Rapatriement de corps de Marseille vers la Côte d'Ivoire (Abidjan) : formalités.
Rapatriement de corps de Marseille vers la Côte d'Ivoire (Abidjan) : délais, formalités et acheminement
Pour une famille ivoirienne installée à Marseille, ramener un défunt au pays n'est pas une option parmi d'autres : c'est souvent la condition même des funérailles, parce que le rituel se tient au village et réunit une communauté entière. Lost Funéraire Marseille, agence marseillaise spécialisée dans le rapatriement international, prend en charge le dossier complet, mise en bière, formalités préfectorales et consulaires, fret aérien, réception à Abidjan et acheminement vers la ville ou le village d'origine.
Permanence 24h/24 : 06 58 65 50 46 (WhatsApp +33 6 58 65 50 46).
Un avantage réel : le consulat est à Marseille
C'est la bonne nouvelle de ce dossier. Contrairement à la plupart des destinations africaines, pour lesquelles tout remonte à Paris, la Côte d'Ivoire dispose d'un consulat de plein exercice à Marseille, 33 boulevard Ferdinand-de-Lesseps, dans le 14e arrondissement. L'ambassade se trouve à Paris (102 avenue Raymond-Poincaré, 75116), mais le visa consulaire du dossier funéraire peut être obtenu localement, sans navette postale ni déplacement d'un membre de la famille à Paris.
Concrètement, cela fait gagner deux à quatre jours sur un dossier comparable vers le Mali ou la Guinée. Nous déposons nous-mêmes les pièces et suivons le dossier sur place.
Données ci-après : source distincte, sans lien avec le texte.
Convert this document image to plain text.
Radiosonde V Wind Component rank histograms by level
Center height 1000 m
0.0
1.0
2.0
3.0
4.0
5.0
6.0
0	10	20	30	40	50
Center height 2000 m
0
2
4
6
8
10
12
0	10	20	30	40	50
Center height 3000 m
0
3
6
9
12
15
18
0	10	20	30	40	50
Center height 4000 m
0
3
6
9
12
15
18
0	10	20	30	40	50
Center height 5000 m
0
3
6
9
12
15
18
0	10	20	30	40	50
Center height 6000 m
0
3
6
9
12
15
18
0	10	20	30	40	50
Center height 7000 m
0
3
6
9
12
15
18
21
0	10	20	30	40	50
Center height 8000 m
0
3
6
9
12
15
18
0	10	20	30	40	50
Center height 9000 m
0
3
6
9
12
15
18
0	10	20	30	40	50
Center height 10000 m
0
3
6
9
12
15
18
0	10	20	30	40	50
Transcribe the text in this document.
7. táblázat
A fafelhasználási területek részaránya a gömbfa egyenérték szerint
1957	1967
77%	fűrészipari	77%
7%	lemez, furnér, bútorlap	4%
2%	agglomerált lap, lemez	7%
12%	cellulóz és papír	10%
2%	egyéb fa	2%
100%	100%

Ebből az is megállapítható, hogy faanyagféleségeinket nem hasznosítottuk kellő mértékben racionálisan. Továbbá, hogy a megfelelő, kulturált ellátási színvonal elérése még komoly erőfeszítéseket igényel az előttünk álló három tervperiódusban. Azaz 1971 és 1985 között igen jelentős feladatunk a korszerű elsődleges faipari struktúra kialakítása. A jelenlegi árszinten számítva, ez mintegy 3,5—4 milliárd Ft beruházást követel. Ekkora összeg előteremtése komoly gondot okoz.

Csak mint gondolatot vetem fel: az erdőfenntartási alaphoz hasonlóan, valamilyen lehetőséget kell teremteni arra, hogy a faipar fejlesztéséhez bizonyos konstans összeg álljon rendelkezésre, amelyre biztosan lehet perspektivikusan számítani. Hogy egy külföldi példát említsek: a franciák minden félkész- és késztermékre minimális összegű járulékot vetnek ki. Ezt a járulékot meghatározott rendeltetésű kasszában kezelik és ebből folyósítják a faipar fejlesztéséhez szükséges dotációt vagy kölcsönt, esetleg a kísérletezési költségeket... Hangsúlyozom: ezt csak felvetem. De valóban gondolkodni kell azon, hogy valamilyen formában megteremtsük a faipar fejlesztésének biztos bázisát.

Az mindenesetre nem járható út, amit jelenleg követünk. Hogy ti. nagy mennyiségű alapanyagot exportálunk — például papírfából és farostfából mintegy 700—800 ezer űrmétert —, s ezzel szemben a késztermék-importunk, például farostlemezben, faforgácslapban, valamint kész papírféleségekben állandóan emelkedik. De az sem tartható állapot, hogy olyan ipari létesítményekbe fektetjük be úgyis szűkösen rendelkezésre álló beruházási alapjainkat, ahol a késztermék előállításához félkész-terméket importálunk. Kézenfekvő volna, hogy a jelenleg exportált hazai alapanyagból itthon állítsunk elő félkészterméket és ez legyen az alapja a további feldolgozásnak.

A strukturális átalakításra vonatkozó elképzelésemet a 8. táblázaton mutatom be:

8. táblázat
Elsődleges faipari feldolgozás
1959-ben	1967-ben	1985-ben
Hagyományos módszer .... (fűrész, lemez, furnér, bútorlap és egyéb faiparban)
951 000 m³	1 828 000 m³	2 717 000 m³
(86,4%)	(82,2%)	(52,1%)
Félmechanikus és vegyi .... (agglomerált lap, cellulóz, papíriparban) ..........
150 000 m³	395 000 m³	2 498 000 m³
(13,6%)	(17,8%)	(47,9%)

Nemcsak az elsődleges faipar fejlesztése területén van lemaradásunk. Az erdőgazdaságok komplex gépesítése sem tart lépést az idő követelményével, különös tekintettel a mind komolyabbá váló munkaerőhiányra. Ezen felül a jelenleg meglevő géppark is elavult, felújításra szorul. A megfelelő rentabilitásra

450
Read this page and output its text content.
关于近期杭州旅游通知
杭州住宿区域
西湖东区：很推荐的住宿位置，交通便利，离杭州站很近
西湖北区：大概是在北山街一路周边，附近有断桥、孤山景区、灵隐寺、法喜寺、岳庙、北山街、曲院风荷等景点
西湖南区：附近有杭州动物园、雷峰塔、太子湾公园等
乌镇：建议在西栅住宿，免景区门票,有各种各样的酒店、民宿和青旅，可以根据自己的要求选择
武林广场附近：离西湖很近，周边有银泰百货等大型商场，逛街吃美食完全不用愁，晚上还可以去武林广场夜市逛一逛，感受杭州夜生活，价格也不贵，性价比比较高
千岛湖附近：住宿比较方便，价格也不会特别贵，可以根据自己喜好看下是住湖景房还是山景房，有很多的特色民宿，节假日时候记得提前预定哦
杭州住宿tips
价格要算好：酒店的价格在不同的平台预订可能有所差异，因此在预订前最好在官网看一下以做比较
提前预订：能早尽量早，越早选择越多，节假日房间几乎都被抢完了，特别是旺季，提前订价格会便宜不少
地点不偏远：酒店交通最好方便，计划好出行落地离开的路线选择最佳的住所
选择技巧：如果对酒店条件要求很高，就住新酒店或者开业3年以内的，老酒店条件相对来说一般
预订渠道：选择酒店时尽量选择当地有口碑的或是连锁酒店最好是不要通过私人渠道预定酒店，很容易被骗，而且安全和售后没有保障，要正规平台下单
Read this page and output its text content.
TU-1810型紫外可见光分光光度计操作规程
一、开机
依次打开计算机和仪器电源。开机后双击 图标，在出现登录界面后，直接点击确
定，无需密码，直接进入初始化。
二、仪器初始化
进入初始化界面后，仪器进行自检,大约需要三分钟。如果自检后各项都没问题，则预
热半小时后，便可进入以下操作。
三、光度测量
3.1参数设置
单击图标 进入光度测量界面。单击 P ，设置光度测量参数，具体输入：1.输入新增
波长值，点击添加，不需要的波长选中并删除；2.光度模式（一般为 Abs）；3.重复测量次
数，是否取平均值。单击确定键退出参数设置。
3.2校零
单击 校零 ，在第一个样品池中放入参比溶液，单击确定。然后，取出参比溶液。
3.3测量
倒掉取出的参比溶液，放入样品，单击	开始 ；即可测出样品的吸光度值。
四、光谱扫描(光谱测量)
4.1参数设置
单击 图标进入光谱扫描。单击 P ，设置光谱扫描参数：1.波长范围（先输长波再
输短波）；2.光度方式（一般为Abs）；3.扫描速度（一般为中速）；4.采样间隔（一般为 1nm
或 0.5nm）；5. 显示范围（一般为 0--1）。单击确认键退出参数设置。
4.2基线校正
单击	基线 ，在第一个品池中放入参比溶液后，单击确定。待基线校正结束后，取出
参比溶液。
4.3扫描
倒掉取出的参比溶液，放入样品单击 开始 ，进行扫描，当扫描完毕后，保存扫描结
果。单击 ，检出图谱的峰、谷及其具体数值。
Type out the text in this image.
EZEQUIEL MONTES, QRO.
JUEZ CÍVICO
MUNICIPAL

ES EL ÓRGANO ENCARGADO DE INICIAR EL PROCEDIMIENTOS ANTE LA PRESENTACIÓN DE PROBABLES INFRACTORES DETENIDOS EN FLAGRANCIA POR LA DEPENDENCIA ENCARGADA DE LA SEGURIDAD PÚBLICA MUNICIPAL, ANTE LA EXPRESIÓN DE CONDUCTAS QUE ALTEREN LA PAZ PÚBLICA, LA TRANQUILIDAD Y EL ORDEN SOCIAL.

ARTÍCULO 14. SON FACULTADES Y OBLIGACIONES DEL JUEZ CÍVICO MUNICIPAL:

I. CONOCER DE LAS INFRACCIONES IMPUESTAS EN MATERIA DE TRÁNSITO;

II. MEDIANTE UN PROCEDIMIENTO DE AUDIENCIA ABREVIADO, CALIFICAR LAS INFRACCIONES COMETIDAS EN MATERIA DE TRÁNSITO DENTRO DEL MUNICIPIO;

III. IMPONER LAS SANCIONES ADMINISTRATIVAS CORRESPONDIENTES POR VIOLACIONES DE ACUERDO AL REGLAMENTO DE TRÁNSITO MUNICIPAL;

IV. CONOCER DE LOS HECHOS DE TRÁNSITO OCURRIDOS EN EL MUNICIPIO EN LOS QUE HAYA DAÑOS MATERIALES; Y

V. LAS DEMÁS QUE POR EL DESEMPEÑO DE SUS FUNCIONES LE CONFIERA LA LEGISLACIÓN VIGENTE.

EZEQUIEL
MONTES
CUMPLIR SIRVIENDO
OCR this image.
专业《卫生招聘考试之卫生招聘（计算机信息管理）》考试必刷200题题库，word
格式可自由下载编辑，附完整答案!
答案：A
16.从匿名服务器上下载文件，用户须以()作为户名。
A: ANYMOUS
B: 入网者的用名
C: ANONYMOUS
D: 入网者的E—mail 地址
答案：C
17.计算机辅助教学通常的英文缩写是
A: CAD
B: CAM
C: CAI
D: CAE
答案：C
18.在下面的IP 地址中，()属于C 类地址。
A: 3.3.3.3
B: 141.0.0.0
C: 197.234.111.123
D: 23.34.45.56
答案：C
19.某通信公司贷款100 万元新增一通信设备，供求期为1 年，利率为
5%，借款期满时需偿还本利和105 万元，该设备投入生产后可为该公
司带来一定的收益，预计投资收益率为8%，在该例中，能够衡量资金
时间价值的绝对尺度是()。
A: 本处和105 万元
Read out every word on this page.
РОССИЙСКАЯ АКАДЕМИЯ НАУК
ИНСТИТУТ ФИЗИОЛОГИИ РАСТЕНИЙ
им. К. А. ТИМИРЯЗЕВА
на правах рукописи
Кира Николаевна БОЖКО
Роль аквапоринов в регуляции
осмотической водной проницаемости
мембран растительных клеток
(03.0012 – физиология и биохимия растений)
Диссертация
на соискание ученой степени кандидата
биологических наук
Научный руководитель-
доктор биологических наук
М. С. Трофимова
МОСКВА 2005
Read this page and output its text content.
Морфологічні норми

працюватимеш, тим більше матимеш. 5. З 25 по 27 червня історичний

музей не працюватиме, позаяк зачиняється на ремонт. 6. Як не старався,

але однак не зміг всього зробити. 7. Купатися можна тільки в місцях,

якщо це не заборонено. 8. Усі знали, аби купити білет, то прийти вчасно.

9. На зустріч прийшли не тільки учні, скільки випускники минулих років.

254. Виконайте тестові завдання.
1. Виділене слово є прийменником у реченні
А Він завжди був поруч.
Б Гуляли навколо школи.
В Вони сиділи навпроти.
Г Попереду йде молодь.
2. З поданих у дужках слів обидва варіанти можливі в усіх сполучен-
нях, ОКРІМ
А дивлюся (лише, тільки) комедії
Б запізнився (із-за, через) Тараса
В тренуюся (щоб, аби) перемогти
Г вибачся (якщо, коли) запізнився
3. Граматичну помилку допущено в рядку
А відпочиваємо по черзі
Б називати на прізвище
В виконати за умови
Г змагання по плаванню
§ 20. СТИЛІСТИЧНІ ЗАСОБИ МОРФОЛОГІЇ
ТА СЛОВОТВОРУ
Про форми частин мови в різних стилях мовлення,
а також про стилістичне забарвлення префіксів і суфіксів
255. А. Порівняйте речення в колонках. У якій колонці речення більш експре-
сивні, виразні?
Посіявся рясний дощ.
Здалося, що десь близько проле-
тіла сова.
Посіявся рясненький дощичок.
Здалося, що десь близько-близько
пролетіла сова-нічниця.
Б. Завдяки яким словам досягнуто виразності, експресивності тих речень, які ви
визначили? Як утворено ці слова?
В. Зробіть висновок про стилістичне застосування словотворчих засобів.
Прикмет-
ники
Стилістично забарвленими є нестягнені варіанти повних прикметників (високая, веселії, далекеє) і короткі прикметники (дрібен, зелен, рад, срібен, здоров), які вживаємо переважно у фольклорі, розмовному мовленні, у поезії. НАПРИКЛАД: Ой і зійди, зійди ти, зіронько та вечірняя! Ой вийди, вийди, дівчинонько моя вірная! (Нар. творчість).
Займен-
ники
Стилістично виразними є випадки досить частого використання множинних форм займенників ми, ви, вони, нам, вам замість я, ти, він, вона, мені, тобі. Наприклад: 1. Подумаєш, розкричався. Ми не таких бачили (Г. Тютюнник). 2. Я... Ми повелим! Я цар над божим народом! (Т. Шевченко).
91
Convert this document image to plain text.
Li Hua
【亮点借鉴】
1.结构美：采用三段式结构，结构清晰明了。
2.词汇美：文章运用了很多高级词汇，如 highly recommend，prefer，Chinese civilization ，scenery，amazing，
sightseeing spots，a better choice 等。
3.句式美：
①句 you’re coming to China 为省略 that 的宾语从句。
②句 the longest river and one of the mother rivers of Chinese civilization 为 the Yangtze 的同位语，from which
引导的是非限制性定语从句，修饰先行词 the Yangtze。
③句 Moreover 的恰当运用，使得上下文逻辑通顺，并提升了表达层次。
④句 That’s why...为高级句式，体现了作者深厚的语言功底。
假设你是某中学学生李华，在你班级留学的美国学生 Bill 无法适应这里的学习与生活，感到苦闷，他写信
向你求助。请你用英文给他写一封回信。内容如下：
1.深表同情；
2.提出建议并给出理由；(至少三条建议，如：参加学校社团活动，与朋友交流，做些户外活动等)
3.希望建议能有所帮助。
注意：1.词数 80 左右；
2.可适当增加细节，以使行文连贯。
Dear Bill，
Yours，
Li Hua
Les premières heures après le décès
Trois démarches sont engagées en parallèle, avant même que la question de la ville d'inhumation soit tranchée :
le certificat de décès établi par un médecin, pièce d'appui de tout le dossier ;
la déclaration en mairie, dans les 24 heures ouvrables suivant le décès ;
le transport du corps avant mise en bière, qui doit intervenir dans les 48 heures suivant le décès (article R2213-11 du CGCT). Ce délai ne souffre aucune dérogation, ni pour un rapatriement ni pour quoi que ce soit d'autre.
Nous vérifions dès cet instant la nationalité et l'état civil du défunt, la commune de destination, et l'existence éventuelle d'un contrat obsèques, d'une garantie rapatriement liée à une carte bancaire, d'une mutuelle ou d'une assurance emprunteur.
Le cadre juridique : un pays non signataire
La Côte d'Ivoire n'a ratifié ni la convention de Berlin du 10 février 1937 ni l'accord de Strasbourg du 26 octobre 1973. Le laissez-passer mortuaire simplifié qui circule entre pays signataires ne s'applique donc pas.
Pour un départ de Marseille, il faut réunir :
Un arrêté préfectoral d'autorisation de transport de corps hors du territoire métropolitain, délivré par la préfecture des Bouches-du-Rhône au titre de l'article R2213-22 du CGCT. Cette autorisation est requise pour tout transport vers l'étranger, quel que soit le pays de destination.
Le visa du consulat de Côte d'Ivoire, qui vérifie l'identité du défunt, la conformité du cercueil et les coordonnées de la famille réceptrice.
Un certificat de non-épidémie ou de non-contagion, systématiquement demandé par le poste consulaire comme par la compagnie aérienne.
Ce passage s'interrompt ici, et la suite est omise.